В далёкие времена Изгиновой юности каждый род нивхов имел свои охотничьи угодья. У отцов Изгина было большое урочище за Лесистым мысом. Летом и осенью там собирали ягоду и орехи, зимой охотились на соболя. Но главным его богатством, считались чёрно-бурые лисы. Отцы Изгина выкапывали из нор лисят и держали в посёлке. Тогда чуть не у каждого дома можно было видеть маленькие хатки. Тонкий лай лис перемешивался с грубым
С некоторых пор охотники стали замечать, что помеси чёрнобурых и рыжих лис — крестовок и сиводушек — стало больше. А потом у промысловиков появились дальнобойные ружья, охотники преследовали дорогих зверей и выбили почти всех. Бывали зимы, когда чернобурок не встречал ни один охотник с побережья. Вот как мало их стало!

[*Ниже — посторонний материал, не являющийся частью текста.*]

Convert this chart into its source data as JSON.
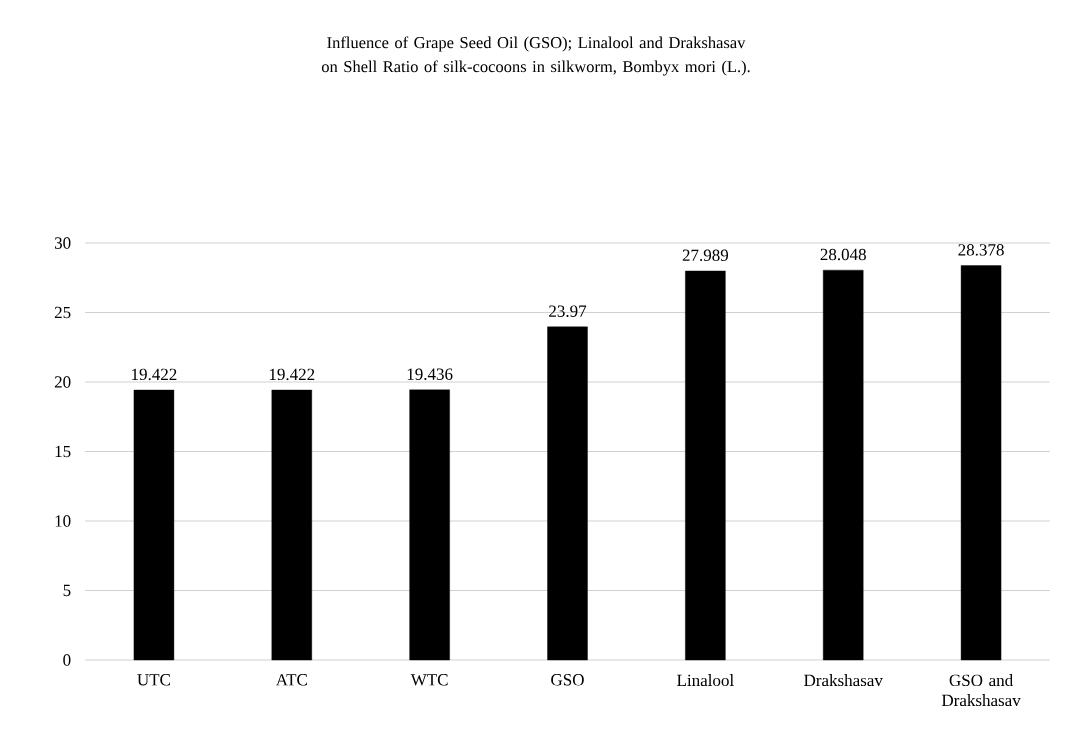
{
  "chart_data": {
    "type": "bar",
    "title": "Influence of Grape Seed Oil (GSO); Linalool and Drakshasav on Shell Ratio of silk-cocoons in silkworm, Bombyx mori (L.).",
    "categories": [
      "UTC",
      "ATC",
      "WTC",
      "GSO",
      "Linalool",
      "Drakshasav",
      "GSO and Drakshasav"
    ],
    "values": [
      19.422,
      19.422,
      19.436,
      23.97,
      27.989,
      28.048,
      28.378
    ],
    "value_labels": [
      "19.422",
      "19.422",
      "19.436",
      "23.97",
      "27.989",
      "28.048",
      "28.378"
    ],
    "color": "#000000",
    "ylim": [
      0,
      30
    ],
    "yticks": [
      0,
      5,
      10,
      15,
      20,
      25,
      30
    ],
    "grid": "y"
  }
}
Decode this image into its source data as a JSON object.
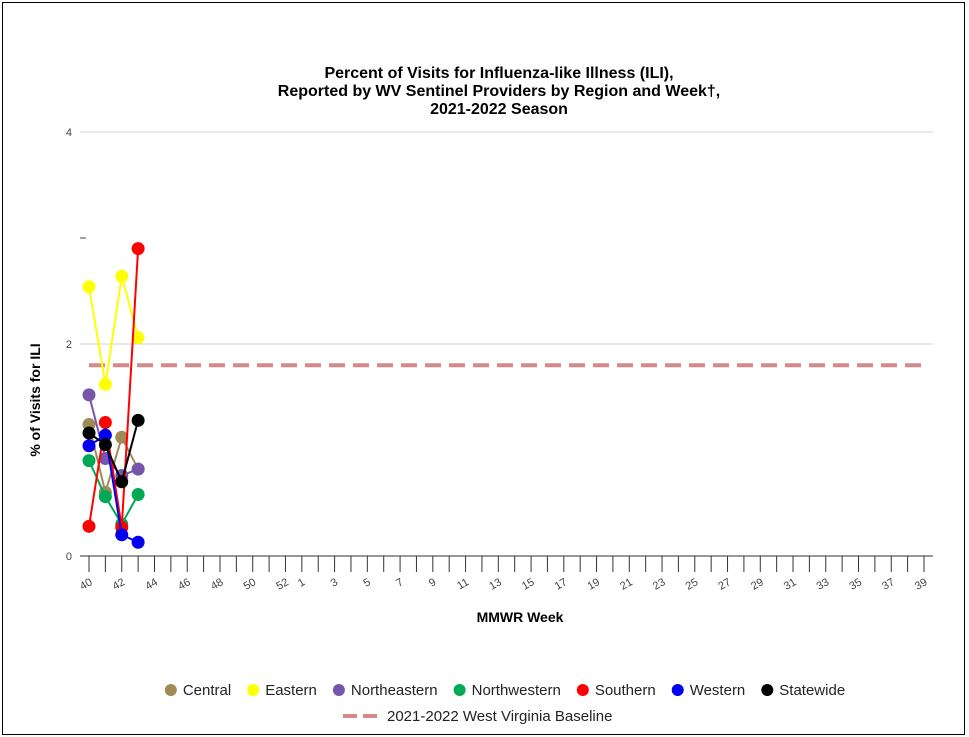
{
  "chart_data": {
    "type": "line",
    "title": [
      "Percent of Visits for Influenza-like Illness (ILI),",
      "Reported by WV Sentinel Providers by Region and Week†,",
      "2021-2022 Season"
    ],
    "xlabel": "MMWR Week",
    "ylabel": "% of Visits for ILI",
    "ylim": [
      0,
      4
    ],
    "y_ticks": [
      "0",
      "2",
      "4"
    ],
    "x_categories": [
      "40",
      "41",
      "42",
      "43",
      "44",
      "45",
      "46",
      "47",
      "48",
      "49",
      "50",
      "51",
      "52",
      "1",
      "2",
      "3",
      "4",
      "5",
      "6",
      "7",
      "8",
      "9",
      "10",
      "11",
      "12",
      "13",
      "14",
      "15",
      "16",
      "17",
      "18",
      "19",
      "20",
      "21",
      "22",
      "23",
      "24",
      "25",
      "26",
      "27",
      "28",
      "29",
      "30",
      "31",
      "32",
      "33",
      "34",
      "35",
      "36",
      "37",
      "38",
      "39"
    ],
    "x_tick_labels": [
      "40",
      "42",
      "44",
      "46",
      "48",
      "50",
      "52",
      "1",
      "3",
      "5",
      "7",
      "9",
      "11",
      "13",
      "15",
      "17",
      "19",
      "21",
      "23",
      "25",
      "27",
      "29",
      "31",
      "33",
      "35",
      "37",
      "39"
    ],
    "baseline": {
      "name": "2021-2022 West Virginia Baseline",
      "value": 1.8,
      "color": "#d48a8a"
    },
    "legend_position": "bottom",
    "series": [
      {
        "name": "Central",
        "color": "#a08a55",
        "values": [
          1.24,
          0.6,
          1.12,
          0.82
        ]
      },
      {
        "name": "Eastern",
        "color": "#ffff00",
        "values": [
          2.54,
          1.62,
          2.64,
          2.06
        ]
      },
      {
        "name": "Northeastern",
        "color": "#7755aa",
        "values": [
          1.52,
          0.92,
          0.76,
          0.82
        ]
      },
      {
        "name": "Northwestern",
        "color": "#00aa55",
        "values": [
          0.9,
          0.56,
          0.3,
          0.58
        ]
      },
      {
        "name": "Southern",
        "color": "#ff0000",
        "values": [
          0.28,
          1.26,
          0.27,
          2.9
        ]
      },
      {
        "name": "Western",
        "color": "#0000ee",
        "values": [
          1.04,
          1.14,
          0.2,
          0.13
        ]
      },
      {
        "name": "Statewide",
        "color": "#000000",
        "values": [
          1.16,
          1.05,
          0.7,
          1.28
        ]
      }
    ]
  }
}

Когда Изгин впервые увидел лисовина, у охотника появилось такое чувство, какое появляется при встрече единственного брата после долгой, полной неизвестности разлуки. Наверно, это потомок чернобурок Лесистого мыса. Где-то глубоко в душе шевельнулось придавленное толстым слоем времени чувство — чувство хозяина и покровителя. Первая мысль была: как бы лисовин ненароком не нарвался на чей-нибудь выстрел.
В течение зимы Изгин и лисовин встречались несколько раз. Человек отгонял зверя от косы, по которой ходили охотники. Лисовин уходил спать в сторону Лесистого мыса. Его переход на залив и косу лежал через остров Лежбище. При каждой встрече радость заполняла душу Изгина, и он разговаривал с лисовином как с родным. А тот, отбежав немного, садился, рассматривал человека и, оглядываясь, медленно уходил.
Лисовин перестал бояться Изгина. И не надо, умница! Знай своё дело — размножайся.
Несколько раз лисовин попадал в облаву охотников, но перепрыгивал флажки и уходил, дразня стрелков богатым пушистым хвостом. Он крупный и сильный. О нём в селениях ходили легенды и поверья: будто это не лиса, а дух, обернувшийся в дорогую лису, показывается людям, чтобы напомнить о себе.
В феврале во время гона лисовин водит целую стаю самок. Другие самцы боятся его — уж очень сильны челюсти у чёрно-бурого, а удар широкой грудью может любого сшибить с ног. А в следующую зиму охотники добывали крестовок и сиводушек. И никто не знал, что надо благодарить не всевышнего, а Изгина, Изгин же от этой доброй тайны испытывал неописуемую радость.
С годами спина лисовина всё больше и больше седела. И уже на шестую зиму она сплошь заискрилась серебром, и шкура лисовина стала дороже, чем шкура самого тёмного соболя.
Лисовин — прекрасный охотник. За утро с ходу убивал не одну заспавшуюся нерпу. Он без труда мог зарезать оленя-нялака [1] . Его добычу подбирал вместе с лисами и Изгин. И усердно благодарил прекрасного охотника. И ещё старательнее следил, чтобы лисовин не ходил на косу.
В прошлую зиму Изгин видел своего старого друга. Тогда Изгину стало не по себе — лисовин утратил гибкость, позвоночник его огрубел, шаг потерял изящную размашистость, задние лапы не ложились во вмятины от передних; великолепный чок — округлый единый след от передней и задней лап — был потерян, и след получался размазанный. Изгину стало больно от мысли, что и его друга настигла безжалостная старость. Теперь Изгина беспокоила другая мысль: лисовин подохнет где-нибудь в тайге и никто так и не оценит редкостную шкуру.
1
Олень-нялак — молодой олень-двухлеток.